Serve with any Nigerian fufu meal. It goes well with White Agidi too.

Reasons why your Ogbono Soup does not draw

Lots of people in this day and age still believe that covering the pot while preparing Ogbono Soup kills the elasticity of ogbono making the soup not to draw (be elastic). This is unfortunate because there are so many reasons why your Ogbono Soup is like Pepper Soup but covering the pot while cooking the soup is not one of them!

The following are genuine reasons why your Ogbono Soup does not draw. I will add more as they come to mind.

  1. You are not using enough ogbono: Some people want to use one cup of ogbono seeds to cook Ogbono Soup for a large crowd. That’s not going to happen. The quantity of ogbono you are using should be commensurate to the quantity of soup you are cooking. If the soup is watery, no elasticity is happening.
  2. You are using the wrong ogbono seeds: there are a few seeds in the market sold as ogbono seeds but those other seeds do not produce enough elastic sap to draw like the real ogbono seeds. Ogbono is Wild Mango but sometimes the seed from Bush Mango is sold as ogbono seeds. When buying ogbono, carry out a sap test by breaking one ogbono seed and rubbing the broken sides against each other, after some time, the elastic sap that forms will noticeably draw when you try to separate the two pieces of broken seeds.
  3. You buy ground ogbono from African food shops: whenever you buy ground ogbono, in fact any ground Nigerian ingredient, you are taking a huge risk because you never know what is in there.

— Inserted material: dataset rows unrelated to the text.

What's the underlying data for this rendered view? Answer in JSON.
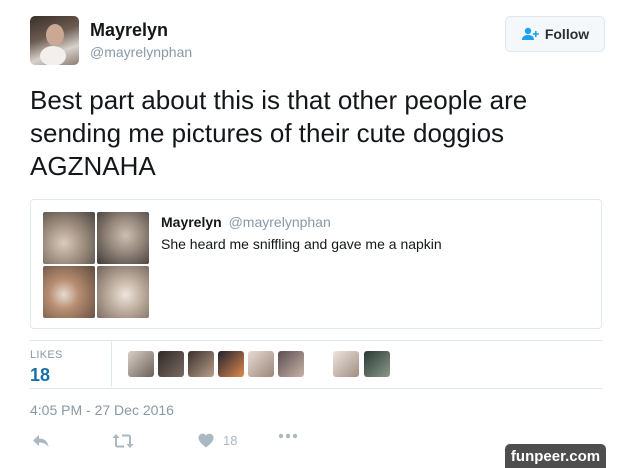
{
  "author": {
    "display_name": "Mayrelyn",
    "handle": "@mayrelynphan"
  },
  "follow_button": {
    "label": "Follow",
    "icon": "add-person-icon",
    "accent": "#1da1f2"
  },
  "tweet": {
    "text": "Best part about this is that other people are sending me pictures of their cute doggios AGZNAHA"
  },
  "quoted_tweet": {
    "display_name": "Mayrelyn",
    "handle": "@mayrelynphan",
    "text": "She heard me sniffling and gave me a napkin",
    "photo_count": 4
  },
  "likes": {
    "label": "LIKES",
    "count": "18",
    "liker_avatar_count": 9
  },
  "timestamp": "4:05 PM - 27 Dec 2016",
  "actions": {
    "reply_icon": "reply-icon",
    "retweet_icon": "retweet-icon",
    "like_icon": "heart-icon",
    "like_count": "18",
    "more_icon": "more-dots-icon"
  },
  "watermark": "funpeer.com",
  "colors": {
    "text": "#14171a",
    "muted": "#8899a6",
    "likes_count": "#1b6fa8",
    "border": "#e1e8ed",
    "icon": "#aab8c2"
  }
}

It may look like ground ogbono but if you are lucky, there will be only 50% of ogbono in the pack.
  4. You bought moldy ogbono: this is an extension of buying ground ogbono. You do not know when they ground the ogbono, first signs of mold may have set in but you will only see it if you look closely. Mold makes ogbono lose its elasticity.
  5. Once you grind ogbono it starts losing its elasticity so again, if you buy ground ogbono from the shops, chances are that it has been a long time they ground the ogbono seeds so all the elasticity is gone by the time it goes into your pot.
  6. The ogbono is too dusty: if you see where they are grinding these commercial ogbono, you will see how dusty the seeds are. The sellers do not have time to brush off the dust. This means that sometimes the ground ogbono you bought is 50% dust.
  7. You bought old ogbono. Even when you buy the seeds, it may have been a 3 year old ogbono so the elasticity may have gone by the time you use it.
  8. You fried the ogbono when preparing the soup. In the recipe above, I stated that you should mix the ground ogbono in melted red palm oil with the heat turned OFF. If you fry the ogbono on high heat, all the elasticity will be destroyed.